As in, why don't proponents of the idea that obese people would drain the economy too much if healthcare were socialised, instead support information programs and policies on fast food (the same meal name in Europe is around only 60% as unhealthy as the same meal in the US, I am not exaggerating, this is due to strict EU policy regarding 'how unhealthy a single meal can be' in Europe which is a law that simply doesn't even exist in US), Japan and South Korea also healthier but that is more cultural (if it was purely oily and greasy fast food there, they'd not visit it much as they have much healthier 'fast food' outlets, focused on strips of meat and/or fish with decent amount of vegetables and only easy-to-digest starch formats like rice, etc). 

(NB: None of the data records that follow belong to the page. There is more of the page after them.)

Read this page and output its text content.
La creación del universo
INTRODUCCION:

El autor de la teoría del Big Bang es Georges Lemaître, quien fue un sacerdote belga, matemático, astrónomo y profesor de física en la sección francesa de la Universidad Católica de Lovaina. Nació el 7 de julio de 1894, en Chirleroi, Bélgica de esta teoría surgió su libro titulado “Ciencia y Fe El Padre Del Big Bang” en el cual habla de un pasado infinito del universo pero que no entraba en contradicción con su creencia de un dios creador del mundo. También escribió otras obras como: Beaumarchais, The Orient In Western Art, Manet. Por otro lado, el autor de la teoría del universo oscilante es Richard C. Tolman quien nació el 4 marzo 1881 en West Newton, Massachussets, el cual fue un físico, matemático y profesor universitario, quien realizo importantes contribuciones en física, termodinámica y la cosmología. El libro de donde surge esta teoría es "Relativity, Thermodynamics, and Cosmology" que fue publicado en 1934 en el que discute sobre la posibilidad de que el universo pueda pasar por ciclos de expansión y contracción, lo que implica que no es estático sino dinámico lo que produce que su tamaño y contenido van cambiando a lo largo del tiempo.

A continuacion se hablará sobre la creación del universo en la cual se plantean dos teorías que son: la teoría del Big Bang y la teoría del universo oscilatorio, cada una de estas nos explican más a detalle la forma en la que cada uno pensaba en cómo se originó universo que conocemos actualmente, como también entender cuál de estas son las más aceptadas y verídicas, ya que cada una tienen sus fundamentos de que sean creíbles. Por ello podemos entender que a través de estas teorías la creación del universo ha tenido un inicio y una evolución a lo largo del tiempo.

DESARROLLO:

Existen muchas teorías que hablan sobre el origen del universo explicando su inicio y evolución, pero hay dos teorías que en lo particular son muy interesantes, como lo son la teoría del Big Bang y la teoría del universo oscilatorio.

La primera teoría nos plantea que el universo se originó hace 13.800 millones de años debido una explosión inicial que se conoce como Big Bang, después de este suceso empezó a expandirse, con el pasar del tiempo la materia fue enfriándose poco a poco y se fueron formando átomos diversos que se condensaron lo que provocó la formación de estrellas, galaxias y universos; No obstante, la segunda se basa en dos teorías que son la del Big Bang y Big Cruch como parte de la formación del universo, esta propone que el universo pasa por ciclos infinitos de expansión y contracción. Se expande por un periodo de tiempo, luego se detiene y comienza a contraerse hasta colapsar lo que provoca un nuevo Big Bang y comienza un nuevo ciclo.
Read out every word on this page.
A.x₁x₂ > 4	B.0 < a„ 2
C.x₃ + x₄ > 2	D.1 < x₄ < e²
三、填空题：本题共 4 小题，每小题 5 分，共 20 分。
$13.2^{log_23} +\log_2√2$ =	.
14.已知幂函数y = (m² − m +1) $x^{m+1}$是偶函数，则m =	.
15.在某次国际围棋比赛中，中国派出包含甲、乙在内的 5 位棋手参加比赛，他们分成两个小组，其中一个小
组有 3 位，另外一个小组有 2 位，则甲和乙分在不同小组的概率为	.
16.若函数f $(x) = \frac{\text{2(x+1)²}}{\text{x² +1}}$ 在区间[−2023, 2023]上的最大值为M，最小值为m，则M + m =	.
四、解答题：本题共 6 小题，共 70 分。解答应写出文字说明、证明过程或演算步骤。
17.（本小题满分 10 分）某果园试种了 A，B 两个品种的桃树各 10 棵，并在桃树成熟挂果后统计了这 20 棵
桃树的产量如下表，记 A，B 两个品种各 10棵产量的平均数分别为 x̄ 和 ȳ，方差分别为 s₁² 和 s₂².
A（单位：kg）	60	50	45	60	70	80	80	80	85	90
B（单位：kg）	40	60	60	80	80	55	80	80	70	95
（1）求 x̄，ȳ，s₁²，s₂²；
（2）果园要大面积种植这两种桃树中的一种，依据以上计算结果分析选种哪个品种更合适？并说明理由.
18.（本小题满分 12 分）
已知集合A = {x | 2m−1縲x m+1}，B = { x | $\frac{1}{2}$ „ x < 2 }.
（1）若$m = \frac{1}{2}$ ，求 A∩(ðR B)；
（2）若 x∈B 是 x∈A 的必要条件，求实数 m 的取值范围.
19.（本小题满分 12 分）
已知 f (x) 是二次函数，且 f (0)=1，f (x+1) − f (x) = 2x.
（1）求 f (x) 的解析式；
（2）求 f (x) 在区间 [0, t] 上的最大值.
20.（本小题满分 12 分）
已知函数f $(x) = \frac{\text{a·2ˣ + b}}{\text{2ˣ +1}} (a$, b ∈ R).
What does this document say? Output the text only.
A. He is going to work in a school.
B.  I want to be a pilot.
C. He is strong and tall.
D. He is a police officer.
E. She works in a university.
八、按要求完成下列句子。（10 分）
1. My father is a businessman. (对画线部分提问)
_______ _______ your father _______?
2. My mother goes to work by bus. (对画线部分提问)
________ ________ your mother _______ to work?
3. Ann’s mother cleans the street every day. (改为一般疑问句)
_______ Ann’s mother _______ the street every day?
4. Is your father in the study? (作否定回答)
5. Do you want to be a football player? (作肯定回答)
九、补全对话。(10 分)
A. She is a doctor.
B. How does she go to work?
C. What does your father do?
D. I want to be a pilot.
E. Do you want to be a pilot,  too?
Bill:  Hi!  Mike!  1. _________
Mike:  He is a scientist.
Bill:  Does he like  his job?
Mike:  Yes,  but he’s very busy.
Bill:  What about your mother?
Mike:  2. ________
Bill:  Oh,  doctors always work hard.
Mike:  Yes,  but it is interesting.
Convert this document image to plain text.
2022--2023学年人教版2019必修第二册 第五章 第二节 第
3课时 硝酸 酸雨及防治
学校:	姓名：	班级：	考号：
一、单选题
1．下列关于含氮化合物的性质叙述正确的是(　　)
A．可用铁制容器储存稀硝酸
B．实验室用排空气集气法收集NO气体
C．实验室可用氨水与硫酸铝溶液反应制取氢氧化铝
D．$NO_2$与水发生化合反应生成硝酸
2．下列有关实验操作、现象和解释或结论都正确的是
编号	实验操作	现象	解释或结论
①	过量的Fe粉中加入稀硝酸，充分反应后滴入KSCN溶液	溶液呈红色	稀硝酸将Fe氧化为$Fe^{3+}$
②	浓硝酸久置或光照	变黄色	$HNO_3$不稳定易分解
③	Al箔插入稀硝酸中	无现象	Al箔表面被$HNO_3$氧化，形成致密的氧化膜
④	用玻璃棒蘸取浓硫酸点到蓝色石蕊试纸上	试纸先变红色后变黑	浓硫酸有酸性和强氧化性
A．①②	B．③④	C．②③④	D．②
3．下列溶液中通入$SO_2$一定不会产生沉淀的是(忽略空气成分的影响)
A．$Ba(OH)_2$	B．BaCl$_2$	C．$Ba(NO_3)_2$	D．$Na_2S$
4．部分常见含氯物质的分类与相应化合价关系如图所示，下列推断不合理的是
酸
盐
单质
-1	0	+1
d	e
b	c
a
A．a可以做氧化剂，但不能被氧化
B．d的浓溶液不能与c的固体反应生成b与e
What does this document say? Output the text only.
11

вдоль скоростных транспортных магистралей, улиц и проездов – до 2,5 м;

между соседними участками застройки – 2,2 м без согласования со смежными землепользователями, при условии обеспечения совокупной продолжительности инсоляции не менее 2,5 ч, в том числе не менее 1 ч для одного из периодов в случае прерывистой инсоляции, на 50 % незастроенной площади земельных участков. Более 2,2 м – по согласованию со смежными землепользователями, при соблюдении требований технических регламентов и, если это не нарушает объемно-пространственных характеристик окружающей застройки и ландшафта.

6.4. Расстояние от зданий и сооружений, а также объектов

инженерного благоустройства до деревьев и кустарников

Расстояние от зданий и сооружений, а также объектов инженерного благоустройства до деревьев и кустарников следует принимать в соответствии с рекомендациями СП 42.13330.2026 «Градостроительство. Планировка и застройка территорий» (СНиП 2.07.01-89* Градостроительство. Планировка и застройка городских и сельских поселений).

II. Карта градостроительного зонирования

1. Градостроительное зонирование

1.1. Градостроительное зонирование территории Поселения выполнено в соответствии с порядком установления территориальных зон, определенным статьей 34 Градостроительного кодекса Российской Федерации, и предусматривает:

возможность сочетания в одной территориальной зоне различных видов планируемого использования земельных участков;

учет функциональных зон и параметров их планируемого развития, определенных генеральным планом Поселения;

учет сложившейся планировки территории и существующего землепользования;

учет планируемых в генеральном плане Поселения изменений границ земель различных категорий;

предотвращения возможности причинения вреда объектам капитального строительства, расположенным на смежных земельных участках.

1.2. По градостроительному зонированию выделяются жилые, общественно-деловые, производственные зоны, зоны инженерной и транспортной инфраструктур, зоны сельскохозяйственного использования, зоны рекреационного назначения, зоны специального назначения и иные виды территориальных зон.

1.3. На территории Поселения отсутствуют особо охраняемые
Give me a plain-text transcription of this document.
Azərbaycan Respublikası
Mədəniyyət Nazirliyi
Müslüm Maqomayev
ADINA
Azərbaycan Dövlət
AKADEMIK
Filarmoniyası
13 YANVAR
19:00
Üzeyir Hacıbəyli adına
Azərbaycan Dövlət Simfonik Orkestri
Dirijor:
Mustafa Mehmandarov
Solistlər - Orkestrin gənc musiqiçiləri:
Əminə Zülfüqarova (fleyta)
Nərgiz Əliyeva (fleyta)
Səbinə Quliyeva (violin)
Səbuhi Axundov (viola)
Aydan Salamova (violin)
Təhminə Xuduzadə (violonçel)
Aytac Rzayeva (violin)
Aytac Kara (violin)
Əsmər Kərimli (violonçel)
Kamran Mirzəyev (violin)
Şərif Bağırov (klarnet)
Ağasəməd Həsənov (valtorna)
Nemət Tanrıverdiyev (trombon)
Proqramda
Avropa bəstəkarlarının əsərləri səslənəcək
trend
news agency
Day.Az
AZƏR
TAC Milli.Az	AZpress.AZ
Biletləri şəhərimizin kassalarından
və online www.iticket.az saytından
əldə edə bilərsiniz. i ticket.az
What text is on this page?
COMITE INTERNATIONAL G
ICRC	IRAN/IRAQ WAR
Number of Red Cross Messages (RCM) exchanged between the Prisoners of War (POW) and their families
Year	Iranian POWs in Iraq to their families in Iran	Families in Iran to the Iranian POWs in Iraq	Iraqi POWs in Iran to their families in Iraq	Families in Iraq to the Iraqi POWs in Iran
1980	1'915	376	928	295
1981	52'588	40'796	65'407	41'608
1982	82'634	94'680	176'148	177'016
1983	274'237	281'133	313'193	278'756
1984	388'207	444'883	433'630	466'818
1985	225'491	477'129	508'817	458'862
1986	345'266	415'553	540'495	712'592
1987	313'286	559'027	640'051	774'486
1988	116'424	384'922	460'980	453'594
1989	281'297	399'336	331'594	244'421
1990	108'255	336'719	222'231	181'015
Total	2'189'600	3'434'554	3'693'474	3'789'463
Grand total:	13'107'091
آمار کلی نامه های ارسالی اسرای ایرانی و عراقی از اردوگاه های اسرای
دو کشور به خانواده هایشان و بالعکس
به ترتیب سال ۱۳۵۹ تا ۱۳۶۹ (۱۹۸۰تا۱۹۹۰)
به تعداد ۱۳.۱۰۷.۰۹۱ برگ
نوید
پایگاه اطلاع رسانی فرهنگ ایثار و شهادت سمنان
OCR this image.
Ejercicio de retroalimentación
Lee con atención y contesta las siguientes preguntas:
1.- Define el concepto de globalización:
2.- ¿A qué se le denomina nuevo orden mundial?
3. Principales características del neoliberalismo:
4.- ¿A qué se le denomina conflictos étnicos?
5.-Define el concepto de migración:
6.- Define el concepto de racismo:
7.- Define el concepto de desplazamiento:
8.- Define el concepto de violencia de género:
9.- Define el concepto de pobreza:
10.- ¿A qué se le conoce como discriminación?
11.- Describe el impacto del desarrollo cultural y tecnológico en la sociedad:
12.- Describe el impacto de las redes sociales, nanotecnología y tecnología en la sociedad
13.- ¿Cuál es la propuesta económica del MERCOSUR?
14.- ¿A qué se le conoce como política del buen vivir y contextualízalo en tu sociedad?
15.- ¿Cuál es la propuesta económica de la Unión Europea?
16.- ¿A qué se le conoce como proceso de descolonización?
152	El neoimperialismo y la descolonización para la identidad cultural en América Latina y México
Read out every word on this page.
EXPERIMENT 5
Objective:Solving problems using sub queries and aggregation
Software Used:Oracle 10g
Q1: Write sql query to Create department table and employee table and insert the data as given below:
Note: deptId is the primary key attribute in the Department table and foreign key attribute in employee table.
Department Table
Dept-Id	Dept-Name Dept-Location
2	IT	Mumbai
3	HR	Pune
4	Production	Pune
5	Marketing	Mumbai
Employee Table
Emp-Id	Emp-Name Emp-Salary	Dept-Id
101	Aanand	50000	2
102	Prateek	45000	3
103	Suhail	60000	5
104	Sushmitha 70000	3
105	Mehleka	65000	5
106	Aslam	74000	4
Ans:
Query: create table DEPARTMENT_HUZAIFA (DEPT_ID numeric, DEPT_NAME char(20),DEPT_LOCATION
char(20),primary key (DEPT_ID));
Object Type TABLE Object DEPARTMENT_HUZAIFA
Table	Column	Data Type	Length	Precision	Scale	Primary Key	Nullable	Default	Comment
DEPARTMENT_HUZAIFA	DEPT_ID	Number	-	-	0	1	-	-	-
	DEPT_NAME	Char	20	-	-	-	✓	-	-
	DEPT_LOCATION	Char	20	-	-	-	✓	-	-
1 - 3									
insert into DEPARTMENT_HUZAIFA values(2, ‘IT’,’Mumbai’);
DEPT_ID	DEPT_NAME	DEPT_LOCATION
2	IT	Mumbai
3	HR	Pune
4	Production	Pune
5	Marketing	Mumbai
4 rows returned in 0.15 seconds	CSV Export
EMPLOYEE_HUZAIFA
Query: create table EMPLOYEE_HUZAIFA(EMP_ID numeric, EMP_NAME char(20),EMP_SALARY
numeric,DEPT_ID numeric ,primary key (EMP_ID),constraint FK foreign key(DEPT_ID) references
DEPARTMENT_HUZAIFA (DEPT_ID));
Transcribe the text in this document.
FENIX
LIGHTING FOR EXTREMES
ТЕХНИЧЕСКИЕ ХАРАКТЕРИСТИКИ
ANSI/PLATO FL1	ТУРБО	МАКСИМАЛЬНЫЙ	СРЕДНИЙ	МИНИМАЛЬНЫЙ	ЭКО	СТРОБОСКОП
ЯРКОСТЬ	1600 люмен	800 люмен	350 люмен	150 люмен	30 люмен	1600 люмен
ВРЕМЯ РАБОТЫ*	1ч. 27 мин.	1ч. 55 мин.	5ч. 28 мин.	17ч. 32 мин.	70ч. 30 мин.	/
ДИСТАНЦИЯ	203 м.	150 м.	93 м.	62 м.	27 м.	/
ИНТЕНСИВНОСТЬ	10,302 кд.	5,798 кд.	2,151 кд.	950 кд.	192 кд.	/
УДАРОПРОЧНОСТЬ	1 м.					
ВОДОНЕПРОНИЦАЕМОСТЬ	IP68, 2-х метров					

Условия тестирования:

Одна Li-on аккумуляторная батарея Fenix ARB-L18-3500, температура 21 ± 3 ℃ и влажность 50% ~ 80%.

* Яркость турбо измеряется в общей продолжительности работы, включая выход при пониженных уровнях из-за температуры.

If you would observe what a culture can do if it begins to positively (not negatively or abusively) pressure the obese to make healthier life decisions, as one whole society (rather than individuals teasing and having spite for one another) you would see a much more exponential transition towards a healthier populace. You can call it Orwellian, even I was not a fan of the sugar tax (I love sugary treats now and again and am a slim guy myself) but ultimately it's about the 'greater good'.

If more people end up less draining on society and happier+healthier, these policies can be optimal for the society. It's all based around that metric. Stop screaming 'freedom' and then going 'oh no not everyone uses their freedom so wisely'. You don't matter enough on your own for your 'good life decisions' to outweigh the bad ones others can/will make without guidelines and restrictions. You're not the only citizen of your nation.